PJ Hoberman and Casey Berry

Two Parts

Five years ago, Casey Berry and PJ Hoberman were “set up on a blind date,” meeting just around the corner from Coors Field at a dive bar over beers.

“We just clicked,” Berry recalls. Giving up on his practical plan to attend law school, he stood at the intersection of events and content, eager to encourage Denverites to expand the exploration of their city. Hoberman was a traditional nine-to-fiver with a beer habit: He was a self-taught home brewer and the rest of his free time was swallowed up by the launch of Denver Off the Wagon, a digital booze news outlet.

It didn’t take long before their collective idea resulted in Two Parts. Hoberman quit his day job three months after that hole-in the-wall meeting, partnering with Berry to change Denver’s entertainment landscape with local craft-beer-centric signature and collaborative events. They've since expanded to Boulder, Fort Collins and 10 more cities around the country and have embraced food and coffee beyond the original boozy focus.

“Festivus showed us that what we were doing could make money,” Hoberman says of their first small success. Berry adds: "We learned an event with authenticity could bring the people. With the people meant revenue through ticket sales, sponsors and vendors."

“I think they’ve tapped into a new kind of event for a very hip, urban audience that didn’t exist before,” says Jesse Davis, director of PR and communications for VISIT DENVER, the city’s tourism arm which has partnered with Two Parts for Collaboration Fest and other cultural programming.

Five years and eight full-time employees later, Hoberman says the startup grind is finally letting up, at least a little. The pair plans to double their staff in 2017, and introduce more events. The name-change (formerly Imbibe Events) took place early in 2016 because “a lot of people don’t know what the word imbibe means,” Hoberman admits. As they expand their clientele, finding themselves in more buttoned-up meetings with boards of directors and corporate types, “we wanted a name that was unique enough and universal.”

The new name also represents the twosome themselves.
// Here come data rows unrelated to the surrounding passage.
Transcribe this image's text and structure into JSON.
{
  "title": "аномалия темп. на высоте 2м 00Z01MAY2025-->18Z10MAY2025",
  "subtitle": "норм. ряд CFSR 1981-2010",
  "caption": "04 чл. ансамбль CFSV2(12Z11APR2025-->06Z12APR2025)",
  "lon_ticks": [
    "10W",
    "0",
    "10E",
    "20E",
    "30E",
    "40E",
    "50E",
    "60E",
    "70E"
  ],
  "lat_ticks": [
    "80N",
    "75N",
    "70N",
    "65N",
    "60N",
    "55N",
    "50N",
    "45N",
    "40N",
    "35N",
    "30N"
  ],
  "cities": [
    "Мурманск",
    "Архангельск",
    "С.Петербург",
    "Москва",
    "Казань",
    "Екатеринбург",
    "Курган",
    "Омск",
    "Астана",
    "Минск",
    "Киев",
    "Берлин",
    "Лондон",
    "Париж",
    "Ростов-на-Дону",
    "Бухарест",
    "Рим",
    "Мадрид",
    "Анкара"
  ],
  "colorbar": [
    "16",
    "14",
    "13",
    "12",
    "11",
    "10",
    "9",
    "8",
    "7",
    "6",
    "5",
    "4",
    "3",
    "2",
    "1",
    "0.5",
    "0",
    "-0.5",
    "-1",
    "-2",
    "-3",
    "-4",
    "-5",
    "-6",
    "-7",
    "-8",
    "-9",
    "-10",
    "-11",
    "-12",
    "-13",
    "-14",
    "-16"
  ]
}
“Being able to share the weight of running a business, sharing the anxiety, was really helpful,” Berry says of his professional partnership. He calls Hoberman his brother.

“I see PJ more than any person on the planet,” Berry says. “And we haven’t killed each other yet.” He says he is most proud of Hoberman’s ability to build a website without any formal training. “It’s beyond my comprehension and it saves the company hundreds of thousands of dollars.”

When asked what impresses Hoberman about Berry, he says he never complains.

Berry says the business is inherently personal. “It’s a social and experience-driven company. It’s often hard to separate ourselves from it.”

However, that personal touch is perhaps a least one part of their special sauce.


PJ: “Co-Owner and Janitor at Two Parts”

CASEY: “Founder at Two Parts”


PJ: Data, technology, HR, operations, accounting

CASEY: Design, marketing, front-end of events, branding

Both: “We overlapped in everything that startups need: passion, connections, scrappiness; the mentality that you have to do whatever it takes to get it done.” – Casey


PJ: “We’re both really bad at saying no.”